Schriever Air Force Base, Colo. --
Senior Airman Scott Munro, 50th Civil Engineer Squadron engineering assistant, grew up in a quiet residential town about 45 minutes outside of Durban, on South Africa’s East Coast,
“It was a fun childhood. We were always outside running around in the bush pretending we were soldiers having epic battles. Little did I know, I would one day join the military,” Munro said.
Graduating high school in 2000, and obtaining his Bachelor’s degree in Management Accounting in 2004, Munro went on to work as a financial manager for a construction company for three years.
While he appreciated the experience, Munro felt there was more to life than sitting behind a desk working numbers. Involved in his local church community’s music program, he decided to resign from his job and commit to serving as an intern at his church.
“I developed a late sense of adventure in life and wanted to do more than just work in an office,” Munro said.
This sense of adventure led him on multiple mission trips in the local area and across the continent; traveling to Botswana, Zimbabwe and India. Through those journeys, Munro discovered a great desire to help others, leading him to leave everything and everyone he had behind at the age of 26 and move to the U.S. on a Religious Worker's Visa. He then pursued a five month ministry school, thinking he would return to his country after school.
“I loved South Africa and never planned to leave the country,” Munro said. “I always thought I would live there my whole life.”
Upon completion of school, he accepted a one year position with the organization as a staff member helping others with their finances and facilities maintenance. This opportunity fed into another, and a year later he took on a pastoral assistant position with a local Pittsburgh church. During this time, he continued assisting with maintaining facilities and assisting the worship pastor with the music ministry, another one of his passions.
Munro slowly came to realize the United States was becoming his new home.
“It didn’t take long living in the United States for me to develop a huge respect and honor for those who have served this great nation, and I wanted to be a part of that,” Munro said.
He wished to serve his new-found home through the Armed Forces, but was unable to due to his Visa.
While he initiated the application process for permanent residency through his church, the stars aligned for him to meet his future wife. In October 2014, he married and soon after received his permanent residency. Due to financial constraints, he reluctantly resigned his position at the church and started his own painting company.
At this point, he put the thought of joining the military aside and focused on his new family and business. Until one day a friend spoke to him about joining the Air Force Reserves, reigniting his desire to serve.
Munro researched commission sources but was not eligible due to since he was not a U.S. Citizen. Refusing to let that stop him, he enlisted in the Reserves.
By September 2015, he attended basic military training, where at his graduation he had the honor and privilege of marching out into the middle of the parade ground in front of family, friends and fellow Airmen swearing in as a U.S. citizen.
“This was one of the greatest experiences of my life and getting to salute the flag during graduation as a U.S. citizen was truly an amazing experience,” Munro said.

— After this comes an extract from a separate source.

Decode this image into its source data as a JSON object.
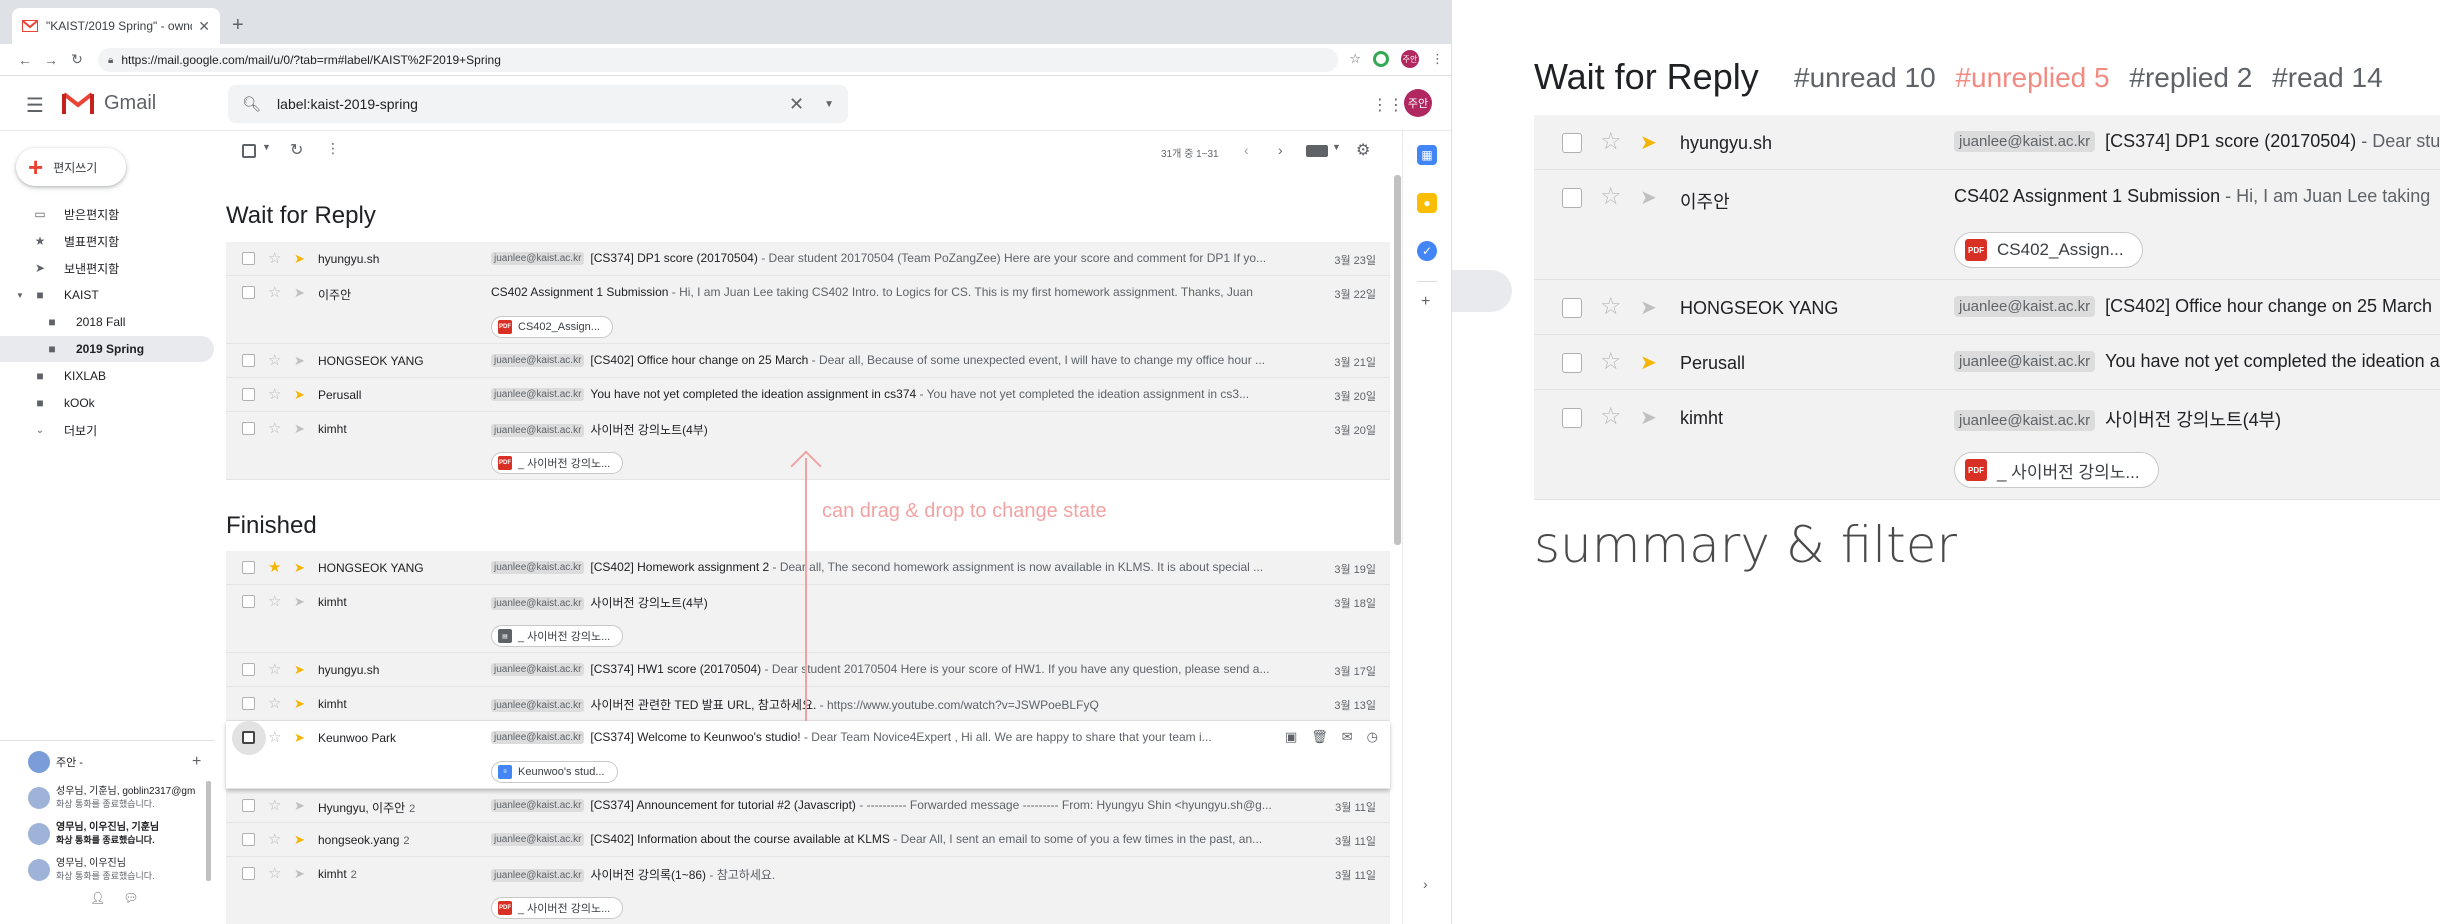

After civil engineer technical training the 911th Reserve Wing, Munro’s Reserve unit, offered him a four month temporary duty to Dover Air Force Base, Delaware, to complete his core tasks and hands-on training.
“Senior Airman Munro has been setting a high bar, right from the start. At BMT, he was the flight dorm chief and received the Honor Graduate award. At technical training he was the squadron red rope and received the Distinguished Graduate Award. This pattern has followed him throughout every step of his Air Force journey. The latest being the third quarter quarterly award winner for the 50th Civil Engineer Squadron,” said Senior Master Sgt. Malcom Summers, 50th CES superintendent.
“When I arrived at Dover AFB, I was just a Reservist there for training. By the time I left four months later, I had the heart of an active-duty member and knew I had to pursue active duty,” Munro said
Upon returning from Dover AFB in September 2016, he started the process of going Active Duty. He swore in as an active duty Airman March 2, 2017 and received his first assignment to Schriever Air Force Base.
Though he has only been at Schriever for a short time, Munro has enjoyed every day and looks forward to the future.
“Senior Airman Munro is a great asset to the unit. He comes to work every day with a great attitude and an even better work ethic. We are proud to have him in our unit. He is a difference maker,” Summers said.
Constant sources of support and encouragement from leadership and family have motivated him to pursue a commission and is currently submitting a package to Officer Training School.
“You are never too old to pursue something new,” Munro said. “Your future is in your own hands.”